By default, if a file named <rmir_filename> already exists, it will not be overwritten. To force the <rmir_filename> to be overwritten, use the -f or --force argument. For example, riva-build <pipeline> -f ...

For details about the parameters that you can pass to riva-build to customize the Riva pipeline, refer to the Pipeline Configuration section.

Riva Deploy#

The riva-deploy tool takes an RMIR file and a target model repository directory as input. It performs the following functions:

Model Optimization: Optimize the frozen checkpoints for inference on the target GPU.

Configuration Generation: Generate configuration files for backend components, including ensembles of models.

Generate the Riva model repository from the Riva .rmir file with the following command:

riva-deploy <rmir_filename>:<encryption_key> /data/models

This command must be triggered for all the RMIR files.

By default, if the destination folder (for example, /data/models/ in the above example) already exists, it will not be overwritten. To force the destination folder to be overwritten, use the -f or --force parameter. For example, riva-deploy -f ...

The command creates the Riva model repository at /data/models. If you write to any other location, you must make additional manual changes in the embedded artifact directories within the configuration files in some of the model repositories that have model-specific artifacts, such as class labels. Therefore, use /data/models unless you are familiar with Triton Inference Server model repository configurations.

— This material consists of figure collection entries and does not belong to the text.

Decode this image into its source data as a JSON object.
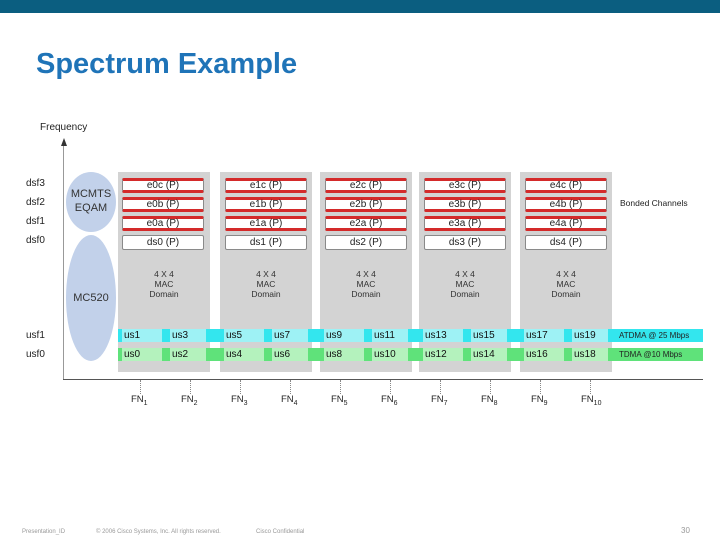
{
  "slide": {
    "title": "Spectrum Example",
    "axis_label": "Frequency"
  },
  "left_labels": {
    "dsf3": "dsf3",
    "dsf2": "dsf2",
    "dsf1": "dsf1",
    "dsf0": "dsf0",
    "usf1": "usf1",
    "usf0": "usf0"
  },
  "devices": {
    "cmts_line1": "MCMTS",
    "cmts_line2": "EQAM",
    "mc": "MC520"
  },
  "domains": [
    {
      "rows": [
        "e0c (P)",
        "e0b (P)",
        "e0a (P)",
        "ds0 (P)"
      ],
      "line1": "4 X 4",
      "line2": "MAC",
      "line3": "Domain"
    },
    {
      "rows": [
        "e1c (P)",
        "e1b (P)",
        "e1a (P)",
        "ds1 (P)"
      ],
      "line1": "4 X 4",
      "line2": "MAC",
      "line3": "Domain"
    },
    {
      "rows": [
        "e2c (P)",
        "e2b (P)",
        "e2a (P)",
        "ds2 (P)"
      ],
      "line1": "4 X 4",
      "line2": "MAC",
      "line3": "Domain"
    },
    {
      "rows": [
        "e3c (P)",
        "e3b (P)",
        "e3a (P)",
        "ds3 (P)"
      ],
      "line1": "4 X 4",
      "line2": "MAC",
      "line3": "Domain"
    },
    {
      "rows": [
        "e4c (P)",
        "e4b (P)",
        "e4a (P)",
        "ds4 (P)"
      ],
      "line1": "4 X 4",
      "line2": "MAC",
      "line3": "Domain"
    }
  ],
  "bonded_channels_label": "Bonded Channels",
  "upstream": {
    "usf1_cells": [
      "us1",
      "us3",
      "us5",
      "us7",
      "us9",
      "us11",
      "us13",
      "us15",
      "us17",
      "us19"
    ],
    "usf0_cells": [
      "us0",
      "us2",
      "us4",
      "us6",
      "us8",
      "us10",
      "us12",
      "us14",
      "us16",
      "us18"
    ],
    "usf1_note": "ATDMA @ 25 Mbps",
    "usf0_note": "TDMA @10 Mbps"
  },
  "fiber_nodes": [
    {
      "base": "FN",
      "sub": "1"
    },
    {
      "base": "FN",
      "sub": "2"
    },
    {
      "base": "FN",
      "sub": "3"
    },
    {
      "base": "FN",
      "sub": "4"
    },
    {
      "base": "FN",
      "sub": "5"
    },
    {
      "base": "FN",
      "sub": "6"
    },
    {
      "base": "FN",
      "sub": "7"
    },
    {
      "base": "FN",
      "sub": "8"
    },
    {
      "base": "FN",
      "sub": "9"
    },
    {
      "base": "FN",
      "sub": "10"
    }
  ],
  "footer": {
    "presentation_id": "Presentation_ID",
    "copyright": "© 2006 Cisco Systems, Inc. All rights reserved.",
    "confidential": "Cisco Confidential",
    "page_number": "30"
  },
  "colors": {
    "top_bar": "#0b5e80",
    "title": "#1f74b8",
    "panel": "#d3d3d3",
    "bond_red": "#d42a2a",
    "usf1_band": "#33e6ee",
    "usf0_band": "#5fe27a",
    "ellipse": "#c2d1ea"
  }
}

After the Riva model repository is generated, prepare the tar archive.

cd /data/models
tar -czf /model_tar/custom_model.tar.gz *

Close the container.

docker stop riva-build-deploy
docker rm riva-build-deploy

Launch the Custom NIM#

After the Riva model repository tar archive for your custom model is generated, manually start the NIM Docker container using docker run.

# Run the container with the cache directory mounted in the appropriate location:
docker run -it --rm --name=$CONTAINER_ID \
   --runtime=nvidia \
   --gpus '"device=0"' \
   --shm-size=8GB \
   -e NGC_API_KEY \
   -e NIM_TAGS_SELECTOR \
   -e NIM_DISABLE_MODEL_DOWNLOAD=true \
   -e NIM_HTTP_API_PORT=9000 \
   -e NIM_GRPC_API_PORT=50051 \
   -p 9000:9000 \
   -p 50051:50051 \
   -v $NIM_EXPORT_PATH:/opt/nim/export \
   -e NIM_EXPORT_PATH=/opt/nim/export \
   nvcr.io/nim/nvidia/$CONTAINER_ID:latest